Alexander stands near the stove.
Rolled sleeves. Focused expression. Commanding even while doing something ordinary.
I pause.
He looks up immediately.
Not surprised. Not startled.
Aware.
“Good morning,” he says.
The words are neutral, but his eyes flick over me with the same precision I remember from the night before — assessing, restrained, deliberate.
“Morning,” I reply, hoping my voice doesn’t betray me.
My friend grins. “You slept like the dead.”
I almost laugh.
“Something like that.”
Alexander hands her a plate, then steps aside as I move into the kitchen. The space between us is narrow. I feel it — the awareness of him behind me, close enough that I have to fight the urge to lean back.
He doesn’t touch me.
That somehow makes it worse.
Breakfast is easy, light. Conversation flows. My friend talks about holiday plans, about things she wants to do before the week ends. Alexander listens more than he speaks, occasionally offering a comment that steers the conversation without dominating it.

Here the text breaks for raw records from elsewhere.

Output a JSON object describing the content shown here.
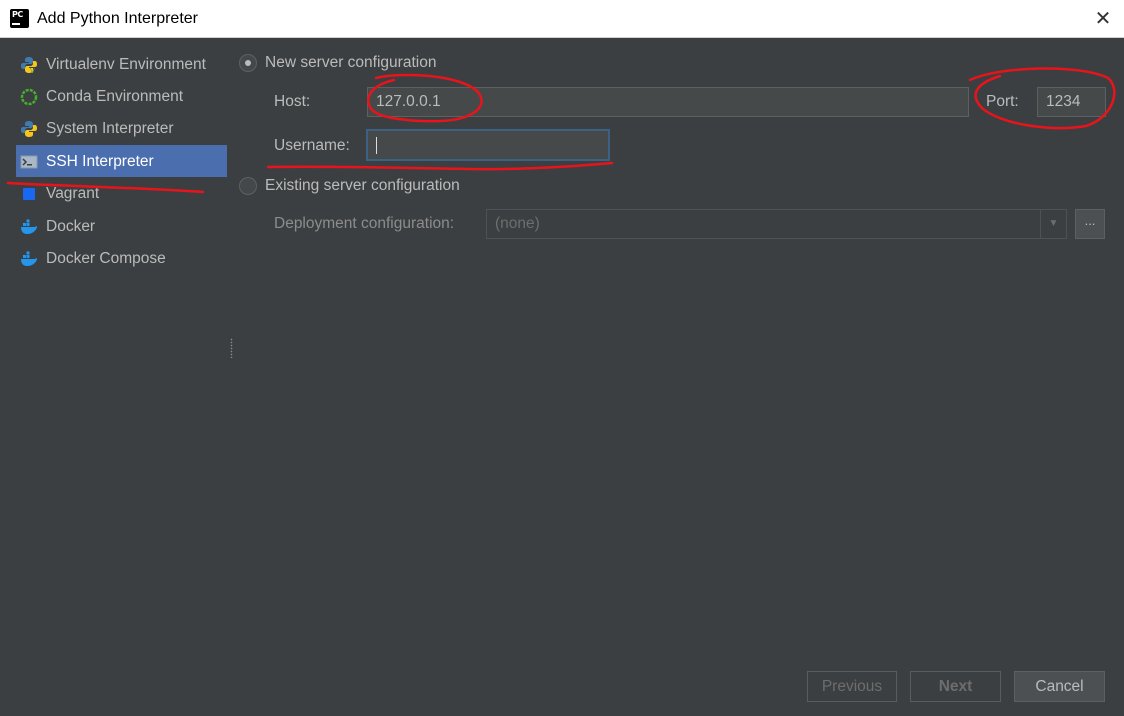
{
  "window": {
    "title": "Add Python Interpreter",
    "close_glyph": "✕"
  },
  "sidebar": {
    "items": [
      {
        "label": "Virtualenv Environment",
        "icon": "python-icon"
      },
      {
        "label": "Conda Environment",
        "icon": "conda-icon"
      },
      {
        "label": "System Interpreter",
        "icon": "python-icon"
      },
      {
        "label": "SSH Interpreter",
        "icon": "terminal-icon",
        "selected": true
      },
      {
        "label": "Vagrant",
        "icon": "vagrant-icon"
      },
      {
        "label": "Docker",
        "icon": "docker-icon"
      },
      {
        "label": "Docker Compose",
        "icon": "docker-icon"
      }
    ]
  },
  "form": {
    "new_server_label": "New server configuration",
    "host_label": "Host:",
    "host_value": "127.0.0.1",
    "port_label": "Port:",
    "port_value": "1234",
    "username_label": "Username:",
    "username_value": "",
    "existing_server_label": "Existing server configuration",
    "deployment_label": "Deployment configuration:",
    "deployment_value": "(none)",
    "browse_label": "..."
  },
  "buttons": {
    "previous": "Previous",
    "next": "Next",
    "cancel": "Cancel"
  },
  "colors": {
    "background": "#3c3f41",
    "selection": "#4b6eaf",
    "annotation": "#e8141b"
  }
}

I watch him when I shouldn’t.
The way he holds his mug.
The way his jaw tightens when he’s thinking.
The way his attention sharpens when the room shifts.
At one point, my friend stands to fetch something from upstairs, leaving the two of us alone.
The silence lands heavily.
Alexander turns slightly toward me. “Did you sleep well?”
The question feels loaded, even if it isn’t meant to.
“I slept,” I say.
His gaze lingers — not invasive, but intentional. “Good.”
He steps back then, creating distance instead of closing it.
That restraint feels like a decision.
Later, the three of us bundle up to go out — holiday crowds, light shopping, coffee stops. It should feel casual. Normal.
But I can feel him everywhere.
When we walk, he stays just ahead or just behind me, as if instinctively positioning himself. When we stop, his attention flicks toward me before settling on anything else. When someone brushes past me in the crowd, his posture changes subtly — alert, watchful.
Protective.
I tell myself I’m imagining it.
I’m not.
At a bookstore, I wander toward a shelf while my friend chats with someone she recognizes. I feel Alexander approach before I hear him.
“Finding anything good?” he asks.
I hold up a book. “Maybe.”
He steps closer, scanning the shelf beside me. Our shoulders almost touch. The space feels charged — contained, intimate in a way public places shouldn’t allow.
“You write,” he says quietly.
It isn’t a question.
“Sometimes.”
“You think too much,” he adds.
I glance at him. “You say that like it’s a flaw.”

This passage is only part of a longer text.